Equality of citizenship and equality before the law are among the most fundamental and irrevocable provisions of the South African Constitution.
In the founding provisions, the Constitution states that all citizens are equally entitled to rights, privileges and benefits of citizenship.
In the Bill of Rights, the Constitution states: “Everyone is equal before the law and has the right to equal protections and benefits of the law.”
Lockdown or no lockdown, we should consistently remind ourselves of these provisions and accordingly claim our rights and while simultaneously performing our citizenry duties.
The annual celebration of important national days such as Human Rights Day or Freedom Day must not only be about the right to participate in political activities, important as this is as the most practical demonstrations of political emancipation.
It must also be about equality of citizenship and equality before the law.
Sadly, many politicians hardly refer to equality of citizenship and equality before the law in a universal sense in their celebratory speeches.
Given the history of colonialism and apartheid, it is tempting for those who fought for freedom to celebrate only the elimination of racist laws and right to vote.
It doesn’t appear to them that the provisions of equality are not only about eliminating discrimination and inequality between races.
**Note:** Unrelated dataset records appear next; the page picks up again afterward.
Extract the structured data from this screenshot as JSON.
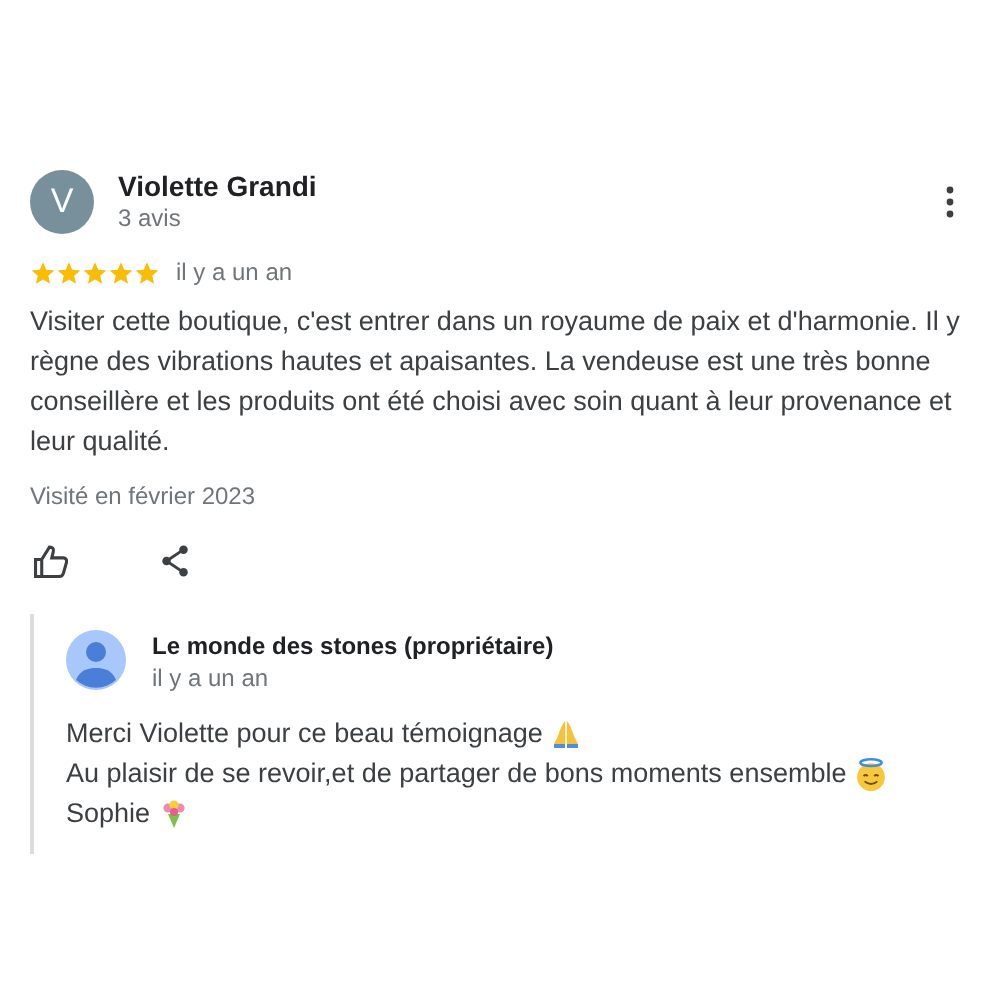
{
  "review": {
    "avatar_letter": "V",
    "author": "Violette Grandi",
    "meta": "3 avis",
    "stars": 5,
    "time": "il y a un an",
    "text": "Visiter cette boutique, c'est entrer dans un royaume de paix et d'harmonie. Il y règne des vibrations hautes et apaisantes. La vendeuse est une très bonne conseillère et les produits ont été choisi avec soin quant à leur provenance et leur qualité.",
    "visited": "Visité en février 2023"
  },
  "reply": {
    "author": "Le monde des stones (propriétaire)",
    "time": "il y a un an",
    "lines": [
      {
        "text": "Merci Violette pour ce beau témoignage",
        "kind": "pray"
      },
      {
        "text": "Au plaisir de se revoir,et de partager de bons moments ensemble",
        "kind": "halo"
      },
      {
        "text": "Sophie",
        "kind": "bouquet"
      }
    ]
  }
}
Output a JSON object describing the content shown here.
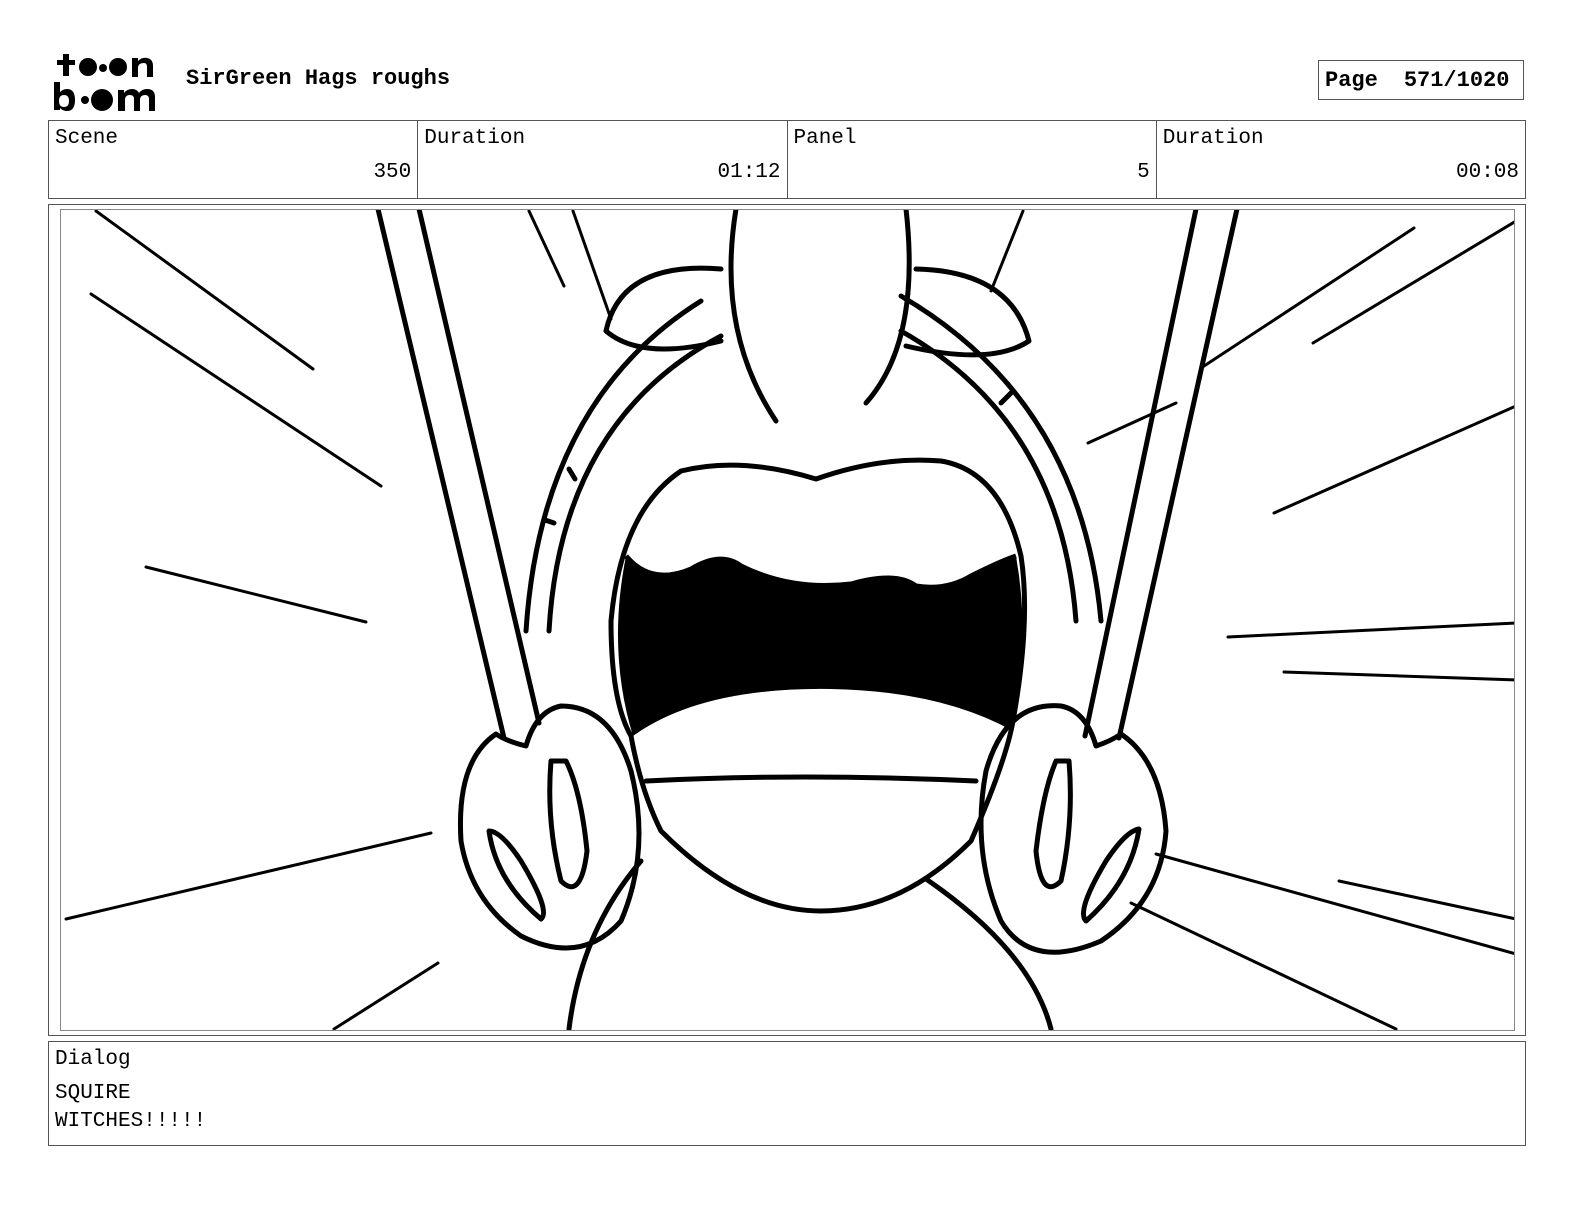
{
  "header": {
    "project_title": "SirGreen Hags roughs",
    "page_label": "Page",
    "page_number": "571/1020"
  },
  "info": {
    "scene_label": "Scene",
    "scene_value": "350",
    "scene_duration_label": "Duration",
    "scene_duration_value": "01:12",
    "panel_label": "Panel",
    "panel_value": "5",
    "panel_duration_label": "Duration",
    "panel_duration_value": "00:08"
  },
  "dialog": {
    "label": "Dialog",
    "speaker": "SQUIRE",
    "line": "WITCHES!!!!!"
  }
}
They are equally applicable among the previously oppressed.
The politicians obviously enjoy positions of power and influence that come with perks.
But the Constitution, the supreme law, says the president of the republic and a car guard are equal before the law and are entitled to equal protection of the law.
Beyond parliamentary privileges designed to protect free speech, we don’t have a political caste or hierarchy of rights and privileges.
South Africa’s constitutional system does not have a provision that gives the president – present and former – immunity from prosecution.
The only and the last time something close to immunity was provided for anyone had to do with apartheid-era related crimes.
Amnesty could be granted based on the Truth and Reconciliation Commission’s assessment of disclosure and political motivation of the crimes committed during apartheid.
The establishment of the TRC was one of the conditions for the relatively peaceful transition from apartheid to democracy. That is, from legalised racial inequality to legalised universal equality before the law.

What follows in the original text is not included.